L’époque confine à la monographie, au commentaire que Michel Foucault avait vaillamment combattu dans L’ordre du discours sachant que le commentaire est rarement une explication, mais se satisfait d’un montage de références. Ne serait-ce que pour dominer ce qu’une œuvre comporte de transgressif et de désordonné, sa force créatrice, les ruptures qu’elle met en jeu. Nous sommes pourtant, malgré ce constat de Foucault, obnubilés par une volonté de fonder, de justifier l’injustifiable en donnant à cette réappropriation le nom de philosophie. Qui aujourd’hui n’écrit pas dans cette perspective nommée « critique », mais en vérité très peu Critique, saisissant la loi pour poursuivre un tel, ou interdire d’antenne un tel autre au motif de son manque de sérieux?
Le texte le plus récent contre Badiou dans le Point du 22/02 suffirait à le montrer même s’il est possible que le ton de Badiou comporte prétention et mégalomanie (et pourquoi pas la fierté?). Le geste n’en reste pas moins philosophique, pour autant que la philosophie est autre chose qu’une banque de données vérifiables par des experts. Le premier qui infléchira la lecture philosophique en direction de la répétition ou de la réécriture a été peut-être Platon réécrivant Socrate (!), ou Rousseau, empruntant à Augustin -quand ce n’était pas à Montaigne- une certaine forme de variation qu’on retrouve également dans le pastiche des dialogues sous la plume de Leibniz ou Hume, sans oublier Malebranche dont on pourrait tenir qu’il s’efforçait à une réécriture impressionnante de Descartes, fidèle mais, dans cette fidélité, forte en invention devant les difficultés, les paralogismes du cartésianisme.
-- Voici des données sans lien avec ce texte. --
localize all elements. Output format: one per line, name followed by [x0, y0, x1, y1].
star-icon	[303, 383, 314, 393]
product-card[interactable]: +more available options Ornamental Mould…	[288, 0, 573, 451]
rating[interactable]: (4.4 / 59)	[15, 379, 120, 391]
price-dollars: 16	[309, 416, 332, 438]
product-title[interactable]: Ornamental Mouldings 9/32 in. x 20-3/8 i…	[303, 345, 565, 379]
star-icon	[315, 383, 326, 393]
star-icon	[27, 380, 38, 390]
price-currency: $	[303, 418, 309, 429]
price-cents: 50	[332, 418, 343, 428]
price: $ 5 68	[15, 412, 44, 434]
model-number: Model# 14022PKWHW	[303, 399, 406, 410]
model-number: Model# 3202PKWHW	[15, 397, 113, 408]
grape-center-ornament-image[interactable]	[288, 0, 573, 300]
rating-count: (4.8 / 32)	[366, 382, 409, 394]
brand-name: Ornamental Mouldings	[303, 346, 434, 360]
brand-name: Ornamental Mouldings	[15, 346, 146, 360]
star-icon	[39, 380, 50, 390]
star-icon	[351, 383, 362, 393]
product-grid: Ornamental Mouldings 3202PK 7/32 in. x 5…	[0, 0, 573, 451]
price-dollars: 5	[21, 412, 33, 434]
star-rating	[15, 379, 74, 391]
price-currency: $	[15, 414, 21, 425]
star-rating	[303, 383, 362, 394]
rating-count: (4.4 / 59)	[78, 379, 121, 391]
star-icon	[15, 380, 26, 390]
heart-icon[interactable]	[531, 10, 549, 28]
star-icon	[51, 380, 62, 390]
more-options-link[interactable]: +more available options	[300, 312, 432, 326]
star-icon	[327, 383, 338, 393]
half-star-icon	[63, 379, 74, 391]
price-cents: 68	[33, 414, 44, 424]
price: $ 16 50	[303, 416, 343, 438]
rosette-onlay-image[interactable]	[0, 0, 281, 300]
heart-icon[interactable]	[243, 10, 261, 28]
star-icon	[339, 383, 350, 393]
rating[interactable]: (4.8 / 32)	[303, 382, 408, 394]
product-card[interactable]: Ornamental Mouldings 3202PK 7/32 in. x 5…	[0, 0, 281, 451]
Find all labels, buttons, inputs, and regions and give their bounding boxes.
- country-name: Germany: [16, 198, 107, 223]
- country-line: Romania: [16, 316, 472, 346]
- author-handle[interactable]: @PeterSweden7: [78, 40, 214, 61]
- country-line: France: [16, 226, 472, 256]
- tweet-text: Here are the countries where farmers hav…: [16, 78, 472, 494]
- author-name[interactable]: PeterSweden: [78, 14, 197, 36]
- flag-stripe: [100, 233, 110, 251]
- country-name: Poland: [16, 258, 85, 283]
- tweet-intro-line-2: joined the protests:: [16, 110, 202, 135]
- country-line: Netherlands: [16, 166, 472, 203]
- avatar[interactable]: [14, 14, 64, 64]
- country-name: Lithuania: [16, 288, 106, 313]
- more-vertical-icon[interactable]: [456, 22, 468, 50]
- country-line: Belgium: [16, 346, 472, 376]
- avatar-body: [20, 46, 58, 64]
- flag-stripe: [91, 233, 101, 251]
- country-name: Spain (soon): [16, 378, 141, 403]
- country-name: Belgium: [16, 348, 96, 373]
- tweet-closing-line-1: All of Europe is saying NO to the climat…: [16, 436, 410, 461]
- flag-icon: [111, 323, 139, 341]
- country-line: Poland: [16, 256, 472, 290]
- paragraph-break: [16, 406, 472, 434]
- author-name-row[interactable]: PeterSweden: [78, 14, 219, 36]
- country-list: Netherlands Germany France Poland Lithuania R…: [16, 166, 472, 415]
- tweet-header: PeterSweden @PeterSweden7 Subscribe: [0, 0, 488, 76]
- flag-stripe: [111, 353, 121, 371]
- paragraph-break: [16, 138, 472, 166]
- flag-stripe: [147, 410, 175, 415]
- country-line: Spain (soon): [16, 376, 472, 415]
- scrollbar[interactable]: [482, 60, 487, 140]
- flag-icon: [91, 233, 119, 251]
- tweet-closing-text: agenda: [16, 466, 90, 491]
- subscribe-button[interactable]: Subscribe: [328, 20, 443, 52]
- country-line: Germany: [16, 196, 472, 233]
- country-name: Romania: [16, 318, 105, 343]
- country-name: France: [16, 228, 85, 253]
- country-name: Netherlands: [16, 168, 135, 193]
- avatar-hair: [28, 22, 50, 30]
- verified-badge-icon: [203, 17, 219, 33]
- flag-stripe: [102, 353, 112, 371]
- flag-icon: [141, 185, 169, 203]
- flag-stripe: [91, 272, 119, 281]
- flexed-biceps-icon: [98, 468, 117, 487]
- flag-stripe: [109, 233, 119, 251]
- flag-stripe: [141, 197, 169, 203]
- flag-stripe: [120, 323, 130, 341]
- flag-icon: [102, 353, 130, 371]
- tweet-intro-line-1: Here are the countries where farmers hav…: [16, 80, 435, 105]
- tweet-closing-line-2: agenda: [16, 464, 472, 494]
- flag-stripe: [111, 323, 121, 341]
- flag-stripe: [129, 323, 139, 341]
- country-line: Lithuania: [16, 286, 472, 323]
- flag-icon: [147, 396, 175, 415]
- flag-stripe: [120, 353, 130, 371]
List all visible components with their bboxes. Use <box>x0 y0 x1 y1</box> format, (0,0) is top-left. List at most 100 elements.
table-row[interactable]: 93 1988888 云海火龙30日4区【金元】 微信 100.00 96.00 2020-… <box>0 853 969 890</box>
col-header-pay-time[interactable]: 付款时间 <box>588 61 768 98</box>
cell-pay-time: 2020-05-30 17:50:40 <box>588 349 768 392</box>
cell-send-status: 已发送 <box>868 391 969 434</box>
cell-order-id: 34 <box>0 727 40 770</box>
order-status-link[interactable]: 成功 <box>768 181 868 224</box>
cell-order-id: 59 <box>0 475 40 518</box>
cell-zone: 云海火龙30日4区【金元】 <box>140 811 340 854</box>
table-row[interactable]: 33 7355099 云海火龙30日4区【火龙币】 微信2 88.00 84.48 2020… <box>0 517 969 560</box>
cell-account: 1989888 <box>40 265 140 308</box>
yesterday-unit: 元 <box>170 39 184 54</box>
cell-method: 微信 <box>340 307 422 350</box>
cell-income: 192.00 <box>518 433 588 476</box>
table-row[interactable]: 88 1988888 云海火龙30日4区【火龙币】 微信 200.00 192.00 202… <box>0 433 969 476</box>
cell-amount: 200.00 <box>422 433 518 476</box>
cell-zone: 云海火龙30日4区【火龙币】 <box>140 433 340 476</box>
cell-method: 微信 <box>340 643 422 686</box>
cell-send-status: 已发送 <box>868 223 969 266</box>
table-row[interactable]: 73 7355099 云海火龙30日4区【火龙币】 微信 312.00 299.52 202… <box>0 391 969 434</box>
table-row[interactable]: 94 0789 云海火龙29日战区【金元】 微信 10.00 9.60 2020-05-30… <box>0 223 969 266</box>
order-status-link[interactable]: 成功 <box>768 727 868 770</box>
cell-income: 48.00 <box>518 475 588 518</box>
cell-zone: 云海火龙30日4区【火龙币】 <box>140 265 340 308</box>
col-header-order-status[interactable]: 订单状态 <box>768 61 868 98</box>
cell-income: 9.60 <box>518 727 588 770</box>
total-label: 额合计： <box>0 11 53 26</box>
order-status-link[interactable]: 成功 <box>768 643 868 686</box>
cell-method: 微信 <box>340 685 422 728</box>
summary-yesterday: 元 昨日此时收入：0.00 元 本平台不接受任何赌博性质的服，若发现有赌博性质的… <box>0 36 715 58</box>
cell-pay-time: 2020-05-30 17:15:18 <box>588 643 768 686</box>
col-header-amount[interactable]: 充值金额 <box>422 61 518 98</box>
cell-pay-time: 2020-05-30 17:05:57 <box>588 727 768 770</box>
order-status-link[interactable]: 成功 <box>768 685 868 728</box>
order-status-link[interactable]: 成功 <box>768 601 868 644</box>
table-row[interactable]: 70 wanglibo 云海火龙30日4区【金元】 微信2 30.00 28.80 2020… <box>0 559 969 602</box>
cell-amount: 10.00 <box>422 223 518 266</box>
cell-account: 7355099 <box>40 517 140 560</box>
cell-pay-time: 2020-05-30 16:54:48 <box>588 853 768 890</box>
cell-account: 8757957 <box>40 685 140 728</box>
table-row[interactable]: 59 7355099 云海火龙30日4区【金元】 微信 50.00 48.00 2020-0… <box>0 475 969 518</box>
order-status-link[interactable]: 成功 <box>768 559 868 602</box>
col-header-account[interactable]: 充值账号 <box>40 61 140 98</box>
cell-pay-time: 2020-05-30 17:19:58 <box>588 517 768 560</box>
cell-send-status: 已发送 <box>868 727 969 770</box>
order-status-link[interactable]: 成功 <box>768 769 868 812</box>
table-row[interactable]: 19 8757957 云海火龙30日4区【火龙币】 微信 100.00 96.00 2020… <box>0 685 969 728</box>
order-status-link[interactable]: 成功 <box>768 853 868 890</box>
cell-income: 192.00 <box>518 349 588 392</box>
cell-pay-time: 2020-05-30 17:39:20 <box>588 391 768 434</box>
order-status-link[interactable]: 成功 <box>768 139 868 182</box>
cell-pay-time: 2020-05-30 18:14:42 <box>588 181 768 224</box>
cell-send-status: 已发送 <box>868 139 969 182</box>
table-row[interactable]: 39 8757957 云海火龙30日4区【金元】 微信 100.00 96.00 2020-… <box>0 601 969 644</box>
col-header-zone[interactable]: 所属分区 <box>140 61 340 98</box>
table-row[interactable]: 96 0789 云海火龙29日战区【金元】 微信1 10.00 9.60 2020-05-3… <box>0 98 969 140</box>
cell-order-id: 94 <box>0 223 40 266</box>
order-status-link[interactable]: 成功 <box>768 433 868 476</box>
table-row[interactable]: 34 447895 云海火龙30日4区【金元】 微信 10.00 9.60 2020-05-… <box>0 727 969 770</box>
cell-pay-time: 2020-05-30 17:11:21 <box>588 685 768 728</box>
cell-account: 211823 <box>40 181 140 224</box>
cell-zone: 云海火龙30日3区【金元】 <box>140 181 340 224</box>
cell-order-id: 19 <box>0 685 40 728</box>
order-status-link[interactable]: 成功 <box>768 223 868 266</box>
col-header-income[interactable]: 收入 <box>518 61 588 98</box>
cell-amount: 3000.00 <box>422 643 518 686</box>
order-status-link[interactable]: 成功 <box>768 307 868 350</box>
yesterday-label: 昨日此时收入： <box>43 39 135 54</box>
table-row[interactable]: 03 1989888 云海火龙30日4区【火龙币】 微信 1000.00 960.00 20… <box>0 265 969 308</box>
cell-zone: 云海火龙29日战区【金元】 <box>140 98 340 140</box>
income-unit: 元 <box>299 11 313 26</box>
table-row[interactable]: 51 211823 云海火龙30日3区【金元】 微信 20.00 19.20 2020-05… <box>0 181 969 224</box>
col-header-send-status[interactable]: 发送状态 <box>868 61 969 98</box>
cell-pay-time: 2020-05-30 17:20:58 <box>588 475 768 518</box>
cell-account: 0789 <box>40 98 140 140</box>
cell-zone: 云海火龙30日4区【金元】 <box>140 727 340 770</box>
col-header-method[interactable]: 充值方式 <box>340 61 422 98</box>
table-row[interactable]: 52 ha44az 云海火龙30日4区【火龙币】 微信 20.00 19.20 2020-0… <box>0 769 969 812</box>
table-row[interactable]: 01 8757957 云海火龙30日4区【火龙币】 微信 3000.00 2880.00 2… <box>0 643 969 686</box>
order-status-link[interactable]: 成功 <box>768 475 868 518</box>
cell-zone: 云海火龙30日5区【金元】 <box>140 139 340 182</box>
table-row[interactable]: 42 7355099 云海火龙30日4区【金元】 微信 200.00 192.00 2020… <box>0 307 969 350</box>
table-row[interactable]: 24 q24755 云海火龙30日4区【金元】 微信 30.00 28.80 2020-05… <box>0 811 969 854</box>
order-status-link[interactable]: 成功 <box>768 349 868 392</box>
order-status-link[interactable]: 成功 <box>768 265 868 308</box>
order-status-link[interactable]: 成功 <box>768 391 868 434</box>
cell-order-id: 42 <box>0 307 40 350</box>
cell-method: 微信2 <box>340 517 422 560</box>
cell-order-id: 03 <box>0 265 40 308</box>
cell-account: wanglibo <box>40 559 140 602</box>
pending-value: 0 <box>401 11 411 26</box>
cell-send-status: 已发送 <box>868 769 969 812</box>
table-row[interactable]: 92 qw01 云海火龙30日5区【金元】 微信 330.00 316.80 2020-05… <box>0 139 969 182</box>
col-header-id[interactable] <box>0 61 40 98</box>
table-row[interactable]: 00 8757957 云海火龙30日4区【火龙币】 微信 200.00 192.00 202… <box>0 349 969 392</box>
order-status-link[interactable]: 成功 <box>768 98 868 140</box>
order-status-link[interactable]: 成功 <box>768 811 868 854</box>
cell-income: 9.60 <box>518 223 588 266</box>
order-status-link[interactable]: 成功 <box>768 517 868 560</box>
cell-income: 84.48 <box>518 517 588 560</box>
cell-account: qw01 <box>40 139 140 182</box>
Il me semble que la philosophie n’existe que par « la difficulté de penser », cette difficulté qu’une œuvre recèle et qu'on cherche à débrouiller par des moyens inédits, quitte à réécrire ce que l’écriture avait amorcé : une vérité qu’on ne peut que soustraire, arracher au commentaire. Ce que Heidegger nommera très justement non pas un commentairemais une explication (eine Ausseinandersetzung). Un démontage qui extrait la thèse discutée de sa loi (Gesetz) et qui la répète "hors la loi" imposée à elle avec contrainte et violence. C’est ainsi que Heidegger peut réécrire Kant en élargissant, par la répétition, les coups portés à la métaphysique occidentale. Ce qui se nomme un geste. Il y a des gestes dans la philosophie, une "geste" embrouillée autant qu'une histoire. Et toutes les contorsions étymologiques de Heidegger ne sont qu’une manière plus ou moins savante, en tout cas peu orthodoxe, d’exhumer l’Etre de son retrait, du fond dans lequel les commentaires s’étaient embourbés.
Sur cette ligne de la répétition, de la reprise pour reprendre le mot de Kierkegaard, les auteurs sont tout de même assez rares par les temps qui courent. Peut-être fallait-il être non-universitaire pour s’y risquer comme on le voit, par exemple, dans le « Hegel » de Kojève. En ce qui me concerne, ma longue fréquentation de Borges ne pouvait que m’encourager à la réécriture sachant l’importance pour lui de la réinvention d’un original, voire de l’absence d’original dont l’existence tient au talent rétrospectif de celui qui écrit fictivement. Un style qui en aura sans doute gêné plus d’un. Remontant en arrière dans ma bibliographie, dès le premier livre, je n’ai jamais consenti au commentaire de Deleuze lui préférant la variation. Je dirais qu’il en va de même pour mon Hegelou pour le Derrida que je suis en train d'achever et dont la force tient dans l’explication intégrale plus que dans la citation. La question est alors celle de la traduction, celle de l’éclairage et de la différence qu’un auteur répète en renouvelant le texte -pris non comme une bible intouchable mais selon un feuilletage, un feuilleté de sens ouverts à une surprenante hantologie. Des revenants se libèrent quand certaines instances narratives perdent le contrôle des textes et qu’une tradition desserre ses nœuds.
Qui écrit de cette façon aujourd’hui et peut-on blâmer Badiou pour s’être essayé, avec ses moyens parfois contestables, à une réécriture ? On peut en tout cas compter sur les doigts de la main le souci d’en découdre de cette façon avec les textes, l’effort parfois surhumain de la réinvention que recèlent les processus de réécriture. Sans doute que ce geste a fait la force de la philosophie continentale, autour de Deleuze et Derrida, qui s’opposèrent par ce trait à la pratique de lecture des universités anglo-saxonnes. Leçon que n'oublie pas mon essai sur Vermeer et Spinoza qui retrouve le fantôme de Vermeer dans L’Ethique et le fantôme de Spinoza dans L’astronome : un geste qui semble avoir remporté quelque succès au Japon au nom de la force et du respect des œuvres elles-mêmes.